Monday, August 27, 2007

Surprises

I recently got back from a week at Easton Mountain, a retreat center for Gay men in the foothills of the Adirondacks. I had ideas--or fantasies--of how the week was going to go, but as usual, life had other plans. I didn't have a hot and heavy romance, or sex. But I did find some sweet connections with several of the men there, and I surprised myself.

I made a conscious choice to talk with some men whom I would've normally avoided. Typically, at gay men's gatherings, I scan the crowd for handsome men who might be potential "connections," for physical touch and (hopefully) romance. By mid-week, it seemed unlikely--the man I was most attracted to wasn't interested in me--a familiar story.
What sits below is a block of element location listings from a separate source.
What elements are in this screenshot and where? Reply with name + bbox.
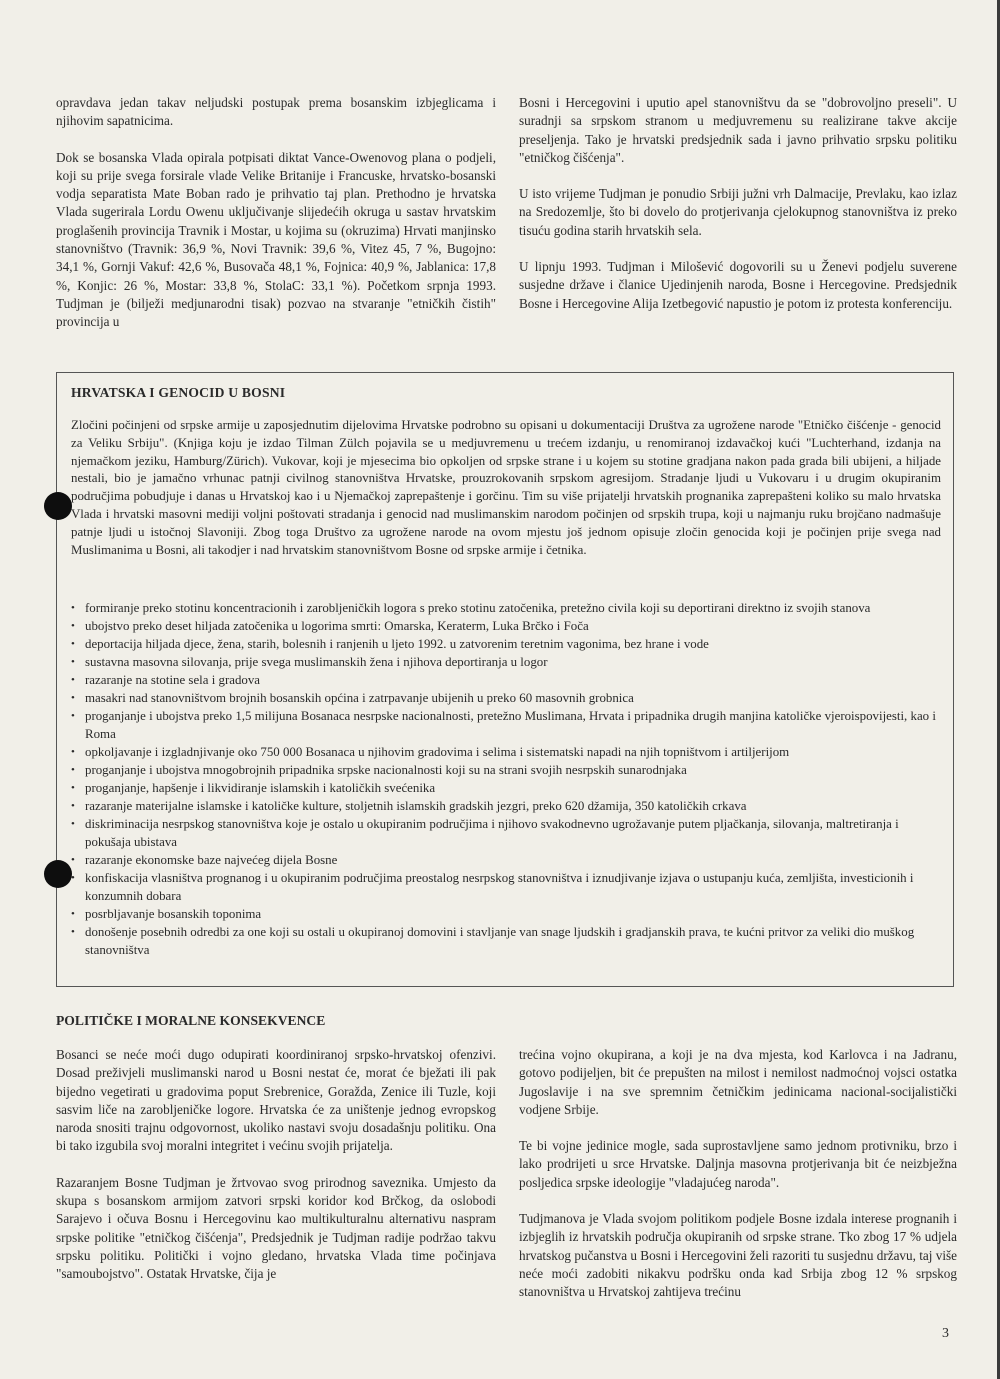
list-item: • donošenje posebnih odredbi za one koji su ostali u okupiranoj domovini i stavljanje van snage ljudskih i gradjanskih prava, te kućni pritvor za veliki dio muškog stanovništva: [71, 923, 943, 959]
list-item: • proganjanje i ubojstva mnogobrojnih pripadnika srpske nacionalnosti koji su na strani svojih nesrpskih sunarodnjaka: [71, 761, 943, 779]
list-item: • ubojstvo preko deset hiljada zatočenika u logorima smrti: Omarska, Keraterm, Luka Brčko i Foča: [71, 617, 943, 635]
list-item: • razaranje na stotine sela i gradova: [71, 671, 943, 689]
genocide-info-box: [56, 372, 954, 987]
top-left-column: [56, 94, 496, 350]
list-item: • proganjanje i ubojstva preko 1,5 milijuna Bosanaca nesrpske nacionalnosti, pretežno Muslimana, Hrvata i pripadnika drugih manjina katoličke vjeroispovijesti, kao i Roma: [71, 707, 943, 743]
list-item: • konfiskacija vlasništva prognanog i u okupiranim područjima preostalog nesrpskog stanovništva i iznudjivanje izjava o ustupanju kuća, zemljišta, investicionih i konzumnih dobara: [71, 869, 943, 905]
paragraph: Tudjmanova je Vlada svojom politikom podjele Bosne izdala interese prognanih i izbjeglih iz hrvatskih područja okupiranih od srpske strane. Tko zbog 17 % udjela hrvatskog pučanstva u Bosni i Hercegovini želi razoriti tu susjednu državu, taj više neće moći zadobiti nikakvu podršku onda kad Srbija zbog 12 % srpskog stanovništva u Hrvatskoj zahtijeva trećinu: [519, 1211, 957, 1300]
list-item: • posrbljavanje bosanskih toponima: [71, 905, 943, 923]
paragraph: U lipnju 1993. Tudjman i Milošević dogovorili su u Ženevi podjelu suverene susjedne države i članice Ujedinjenih naroda, Bosne i Hercegovine. Predsjednik Bosne i Hercegovine Alija Izetbegović napustio je potom iz protesta konferenciju.: [519, 259, 957, 311]
box-intro-paragraph: Zločini počinjeni od srpske armije u zaposjednutim dijelovima Hrvatske podrobno su opisani u dokumentaciji Društva za ugrožene narode "Etničko čišćenje - genocid za Veliku Srbiju". (Knjiga koju je izdao Tilman Zülch pojavila se u medjuvremenu u trećem izdanju, u renomiranoj izdavačkoj kući "Luchterhand, izdanja na njemačkom jeziku, Hamburg/Zürich). Vukovar, koji je mjesecima bio opkoljen od srpske strane i u kojem su stotine gradjana nakon pada grada bili ubijeni, a hiljade nestali, bio je jamačno vrhunac patnji civilnog stanovništva Hrvatske, prouzrokovanih srpskom agresijom. Stradanje ljudi u Vukovaru i u drugim okupiranim područjima pobudjuje i danas u Hrvatskoj kao i u Njemačkoj zaprepaštenje i gorčinu. Tim su više prijatelji hrvatskih prognanika zaprepašteni koliko su malo hrvatska Vlada i hrvatski masovni mediji voljni poštovati stradanja i genocid nad muslimanskim narodom počinjen od srpskih trupa, koji u najmanju ruku brojčano nadmašuje patnje ljudi u istočnoj Slavoniji. Zbog toga Društvo za ugrožene narode na ovom mjestu još jednom opisuje zločin genocida koji je počinjen prije svega nad Muslimanima u Bosni, ali takodjer i nad hrvatskim stanovništvom Bosne od srpske armije i četnika.: [71, 418, 941, 557]
binder-hole-mark: [44, 492, 72, 520]
paragraph: trećina vojno okupirana, a koji je na dva mjesta, kod Karlovca i na Jadranu, gotovo podijeljen, bit će prepušten na milost i nemilost nadmoćnoj vojsci ostatka Jugoslavije i na sve spremnim četničkim jedinicama nacional-socijalistički vodjene Srbije.: [519, 1047, 957, 1117]
paragraph: Razaranjem Bosne Tudjman je žrtvovao svog prirodnog saveznika. Umjesto da skupa s bosanskom armijom zatvori srpski koridor kod Brčkog, da oslobodi Sarajevo i očuva Bosnu i Hercegovinu kao multikulturalnu alternativu naspram srpske politike "etničkog čišćenja", Predsjednik je Tudjman radije podržao takvu srpsku politiku. Politički i vojno gledano, hrvatska Vlada time počinjava "samoubojstvo". Ostatak Hrvatske, čija je: [56, 1174, 496, 1282]
section-heading: POLITIČKE I MORALNE KONSEKVENCE: [56, 1013, 326, 1028]
list-item: • sustavna masovna silovanja, prije svega muslimanskih žena i njihova deportiranja u logor: [71, 653, 943, 671]
list-item: • diskriminacija nesrpskog stanovništva koje je ostalo u okupiranim područjima i njihovo svakodnevno ugrožavanje putem pljačkanja, silovanja, maltretiranja i pokušaja ubistava: [71, 815, 943, 851]
page-number: 3: [942, 1326, 949, 1341]
paragraph: Bosanci se neće moći dugo odupirati koordiniranoj srpsko-hrvatskoj ofenzivi. Dosad preživjeli muslimanski narod u Bosni nestat će, morat će bježati ili pak bijedno vegetirati u gradovima poput Srebrenice, Goražda, Zenice ili Tuzle, koji sasvim liče na zarobljeničke logore. Hrvatska će za uništenje jednog evropskog naroda snositi trajnu odgovornost, ukoliko nastavi svoju dosadašnju politiku. Ona bi tako izgubila svoj moralni integritet i većinu svojih prijatelja.: [56, 1047, 496, 1154]
crimes-list: [71, 599, 943, 959]
list-item: • deportacija hiljada djece, žena, starih, bolesnih i ranjenih u ljeto 1992. u zatvorenim teretnim vagonima, bez hrane i vode: [71, 635, 943, 653]
binder-hole-mark: [44, 860, 72, 888]
paragraph: opravdava jedan takav neljudski postupak prema bosanskim izbjeglicama i njihovim sapatnicima.: [56, 95, 496, 129]
paragraph: Te bi vojne jedinice mogle, sada suprostavljene samo jednom protivniku, brzo i lako prodrijeti u srce Hrvatske. Daljnja masovna protjerivanja bit će neizbježna posljedica srpske ideologije "vladajućeg naroda".: [519, 1138, 957, 1190]
list-item: • formiranje preko stotinu koncentracionih i zarobljeničkih logora s preko stotinu zatočenika, pretežno civila koji su deportirani direktno iz svojih stanova: [71, 599, 943, 617]
list-item: • razaranje ekonomske baze najvećeg dijela Bosne: [71, 851, 943, 869]
list-item: • opkoljavanje i izgladnjivanje oko 750 000 Bosanaca u njihovim gradovima i selima i sistematski napadi na njih topništvom i artiljerijom: [71, 743, 943, 761]
paragraph: Dok se bosanska Vlada opirala potpisati diktat Vance-Owenovog plana o podjeli, koji su prije svega forsirale vlade Velike Britanije i Francuske, hrvatsko-bosanski vodja separatista Mate Boban rado je prihvatio taj plan. Prethodno je hrvatska Vlada sugerirala Lordu Owenu uključivanje slijedećih okruga u sastav hrvatskim proglašenih provincija Travnik i Mostar, u kojima su (okruzima) Hrvati manjinsko stanovništvo (Travnik: 36,9 %, Novi Travnik: 39,6 %, Vitez 45, 7 %, Bugojno: 34,1 %, Gornji Vakuf: 42,6 %, Busovača 48,1 %, Fojnica: 40,9 %, Jablanica: 17,8 %, Konjic: 26 %, Mostar: 33,8 %, StolaC: 33,1 %). Početkom srpnja 1993. Tudjman je (bilježi medjunarodni tisak) pozvao na stvaranje "etničkih čistih" provincija u: [56, 149, 496, 330]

Instead of focusing on that, I took the time to chat with some of the older men who attended the retreat, including one who was struggling with recurrent skin cancer. I also hung out with another tall, thin, sad-looking man who looked like he could use a friend. With his skinny frame and scraggly gray beard, he was far from my type. But over the course of a few days, I found myself drawn to him. It didn't feel physical or sexual; I simply wanted to be around him, to talk with him, to enjoy his dark and somewhat sick sense of humor.

On the last evening of the retreat, we danced to a mix of disco music, more recent tunes, and a few slow oldies. We stood outside and watched an amazing light show--about two hours of intermittent lightening--which illuminated the sky in shocking bursts of white light against the darkness. And I found myself--gently, not wildly--attracted to this man whom I normally wouldn't even have noticed.

I know that I, like many gay men, have a physical "type." But sometimes I can get beyond that, at least for a little while. And that gives me hope that just maybe I can meet a man and develop a relationship with someone who is actually available, and who will accept my (many) imperfections, as I will accept his.